Here are three ways Q-tips can make your life a bit easier. Tips 1 & 2 apply to someone who uses a two-piece disposable pouch system for a colostomy, as I do. Tip 3 can be used by anyone with a stoma.
Tip 1.
You can use a Q-tip to help clean your wafer when you do a pouch change.
First of all, Q-tips are very cheap. I buy a bag of 1,000 at a local dollar store. Then I use scissors to cut them in half. So I get 2,000 useable Q-tips for $1.00.
When it’s time to change to a new pouch I get toilet tissue and several q-tips ready on my bathroom sink. I fill a cup with about ½ inch of tap water and place that on the sink within easy reach.
I position myself standing over the toilet bowl and next to the sink. Then I remove the full old pouch and dispose of it. I place my soiled pouch into one of those long plastic bags that my daily newspaper is delivered in. Those plastic bags are watertight and odor proof, easily tied into a knot, and best of all, free.
Next I clean around the wafer with damp toilet tissue. After that preliminary cleaning, I take a q-tip, dip it in the water for an instant and press the wet q-tip against my wrist to remove some of the excess water. You just want the q-tip damp, not dripping.
Then I use the cotton end of the Q-tip to dig out stool that is trapped in the space between stoma and the wafer wall. That stool either sticks to the q-tip or falls into the toilet you’re standing over.
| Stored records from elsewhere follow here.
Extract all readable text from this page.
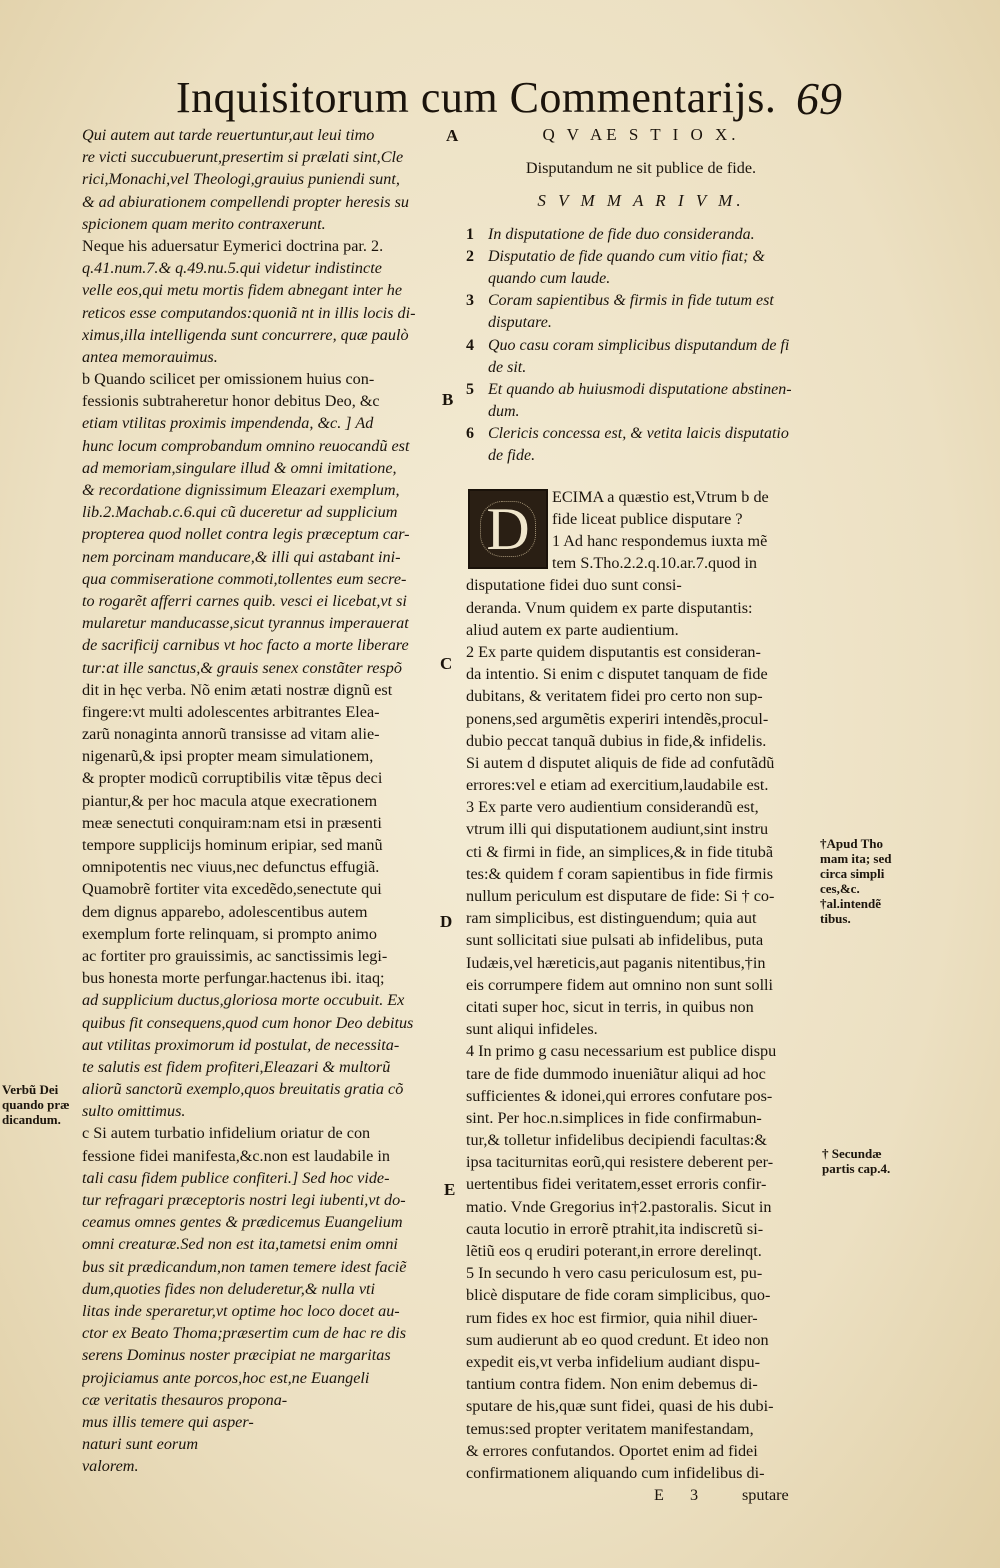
Inquisitorum cum Commentarijs. 69
Qui autem aut tarde reuertuntur,aut leui timo
re victi succubuerunt,presertim si prælati sint,Cle
rici,Monachi,vel Theologi,grauius puniendi sunt,
& ad abiurationem compellendi propter heresis su
spicionem quam merito contraxerunt.
Neque his aduersatur Eymerici doctrina par. 2.
q.41.num.7.& q.49.nu.5.qui videtur indistincte
velle eos,qui metu mortis fidem abnegant inter he
reticos esse computandos:quoniã nt in illis locis di-
ximus,illa intelligenda sunt concurrere, quæ paulò
antea memorauimus.
b Quando scilicet per omissionem huius con-
fessionis subtraheretur honor debitus Deo, &c
etiam vtilitas proximis impendenda, &c. ] Ad
hunc locum comprobandum omnino reuocandũ est
ad memoriam,singulare illud & omni imitatione,
& recordatione dignissimum Eleazari exemplum,
lib.2.Machab.c.6.qui cũ duceretur ad supplicium
propterea quod nollet contra legis præceptum car-
nem porcinam manducare,& illi qui astabant ini-
qua commiseratione commoti,tollentes eum secre-
to rogarẽt afferri carnes quib. vesci ei licebat,vt si
mularetur manducasse,sicut tyrannus imperauerat
de sacrificij carnibus vt hoc facto a morte liberare
tur:at ille sanctus,& grauis senex constãter respõ
dit in hęc verba. Nõ enim ætati nostræ dignũ est
fingere:vt multi adolescentes arbitrantes Elea-
zarũ nonaginta annorũ transisse ad vitam alie-
nigenarũ,& ipsi propter meam simulationem,
& propter modicũ corruptibilis vitæ tẽpus deci
piantur,& per hoc macula atque execrationem
meæ senectuti conquiram:nam etsi in præsenti
tempore supplicijs hominum eripiar, sed manũ
omnipotentis nec viuus,nec defunctus effugiã.
Quamobrẽ fortiter vita excedẽdo,senectute qui
dem dignus apparebo, adolescentibus autem
exemplum forte relinquam, si prompto animo
ac fortiter pro grauissimis, ac sanctissimis legi-
bus honesta morte perfungar.hactenus ibi. itaq;
ad supplicium ductus,gloriosa morte occubuit. Ex
quibus fit consequens,quod cum honor Deo debitus
aut vtilitas proximorum id postulat, de necessita-
te salutis est fidem profiteri,Eleazari & multorũ
aliorũ sanctorũ exemplo,quos breuitatis gratia cõ
sulto omittimus.
c Si autem turbatio infidelium oriatur de con
fessione fidei manifesta,&c.non est laudabile in
tali casu fidem publice confiteri.] Sed hoc vide-
tur refragari præceptoris nostri legi iubenti,vt do-
ceamus omnes gentes & prædicemus Euangelium
omni creaturæ.Sed non est ita,tametsi enim omni
bus sit prædicandum,non tamen temere idest faciẽ
dum,quoties fides non deluderetur,& nulla vti
litas inde speraretur,vt optime hoc loco docet au-
ctor ex Beato Thoma;præsertim cum de hac re dis
serens Dominus noster præcipiat ne margaritas
projiciamus ante porcos,hoc est,ne Euangeli
cæ veritatis thesauros propona-
mus illis temere qui asper-
naturi sunt eorum
valorem.
A
B
C
D
E
Q V AE S T I O X.
Disputandum ne sit publice de fide.
S V M M A R I V M.
1 In disputatione de fide duo consideranda.
2 Disputatio de fide quando cum vitio fiat; &
quando cum laude.
3 Coram sapientibus & firmis in fide tutum est
disputare.
4 Quo casu coram simplicibus disputandum de fi
de sit.
5 Et quando ab huiusmodi disputatione abstinen-
dum.
6 Clericis concessa est, & vetita laicis disputatio
de fide.
D	ECIMA a quæstio est,Vtrum b de
fide liceat publice disputare ?
1 Ad hanc respondemus iuxta mẽ
tem S.Tho.2.2.q.10.ar.7.quod in
disputatione fidei duo sunt consi-
deranda. Vnum quidem ex parte disputantis:
aliud autem ex parte audientium.
2 Ex parte quidem disputantis est consideran-
da intentio. Si enim c disputet tanquam de fide
dubitans, & veritatem fidei pro certo non sup-
ponens,sed argumẽtis experiri intendẽs,procul-
dubio peccat tanquã dubius in fide,& infidelis.
Si autem d disputet aliquis de fide ad confutãdũ
errores:vel e etiam ad exercitium,laudabile est.
3 Ex parte vero audientium considerandũ est,
vtrum illi qui disputationem audiunt,sint instru
cti & firmi in fide, an simplices,& in fide titubã
tes:& quidem f coram sapientibus in fide firmis
nullum periculum est disputare de fide: Si † co-
ram simplicibus, est distinguendum; quia aut
sunt sollicitati siue pulsati ab infidelibus, puta
Iudæis,vel hæreticis,aut paganis nitentibus,†in
eis corrumpere fidem aut omnino non sunt solli
citati super hoc, sicut in terris, in quibus non
sunt aliqui infideles.
4 In primo g casu necessarium est publice dispu
tare de fide dummodo inueniãtur aliqui ad hoc
sufficientes & idonei,qui errores confutare pos-
sint. Per hoc.n.simplices in fide confirmabun-
tur,& tolletur infidelibus decipiendi facultas:&
ipsa taciturnitas eorũ,qui resistere deberent per-
uertentibus fidei veritatem,esset erroris confir-
matio. Vnde Gregorius in†2.pastoralis. Sicut in
cauta locutio in errorẽ ptrahit,ita indiscretũ si-
lẽtiũ eos q erudiri poterant,in errore derelinqt.
5 In secundo h vero casu periculosum est, pu-
blicè disputare de fide coram simplicibus, quo-
rum fides ex hoc est firmior, quia nihil diuer-
sum audierunt ab eo quod credunt. Et ideo non
expedit eis,vt verba infidelium audiant dispu-
tantium contra fidem. Non enim debemus di-
sputare de his,quæ sunt fidei, quasi de his dubi-
temus:sed propter veritatem manifestandam,
& errores confutandos. Oportet enim ad fidei
confirmationem aliquando cum infidelibus di-
E 3	sputare
Verbũ Dei
quando præ
dicandum.
†Apud Tho
mam ita; sed
circa simpli
ces,&c.
†al.intendẽ
tibus.
† Secundæ
partis cap.4.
I wipe the Q-tip against a piece of toilet tissue, then dispose of the q-tip into the same bag where the soiled pouch is resting.
I take a clean q-tip and use the dampened cotton end to gently reach inside the stoma to pry out any stool present there that I couldn’t earlier grab with a toilet tissue. The damp cotton end of the q-tip protects the delicate stoma from injury. This technique leaves me with a completely empty and clean stoma.
As the days of wafer use pass by, (I generally get seven days use out of a wafer), the edge wall of the wafer breaks down and becomes yucky. I take another clean damp q-tip and clean and smooth the edge of the wafer around the stoma. I can also clean underneath the plastic surface overhanging the wafer edge surrounding the stoma.
If necessary I take another clean damp Q-tip and gently wash the visible skin around the stoma. This protects my skin and helps keep it clean and healthy.
Using this Q-tip method has increased the number of days I can wear my wafer to around seven days. I attribute this to my daily cleaning of the wafer edge itself and underneath the edge.
My cost for the three or four half Q-tips I use per session is $0.002 (2,000 / $1.00 X 4), a great bargain considering the benefits of a clean and empty stoma, clean skin, and a “reconditioned” wafer edge.
Tip 2.
I also carry three q-tips with me when I go out. If I’m at a store and feel a stool bump around the stoma, I go into a bathroom and peel back the disposable pouch to reveal the stoma and the stool. If I can’t grab the stool with a toilet tissue as sometimes happens when it’s lying flat around the stoma, I use a dampened q-tip to lift the stool and flick it into the toilet. This makes the pouch lay flat again, increasing my comfort.
Tip 3.
I also use the half q-tips in a different situation, namely when I am changing my wafer. I use the bare hollow end of the Q-tip to CAREFULLY remove stubborn tiny bits of stool that cling to skin next to the stoma. This must be done with a steady hand and very carefully to avoid touching the delicate membranes of the stoma. I find I can surround bits of stool with the hollow end of the Q-tip and gently lift them off for disposal.
These tips are not for everyone and depend on your personal situation. I suggest you consider them, maybe test one or two, and hopefully then will make life a little bit easier, as they have for me.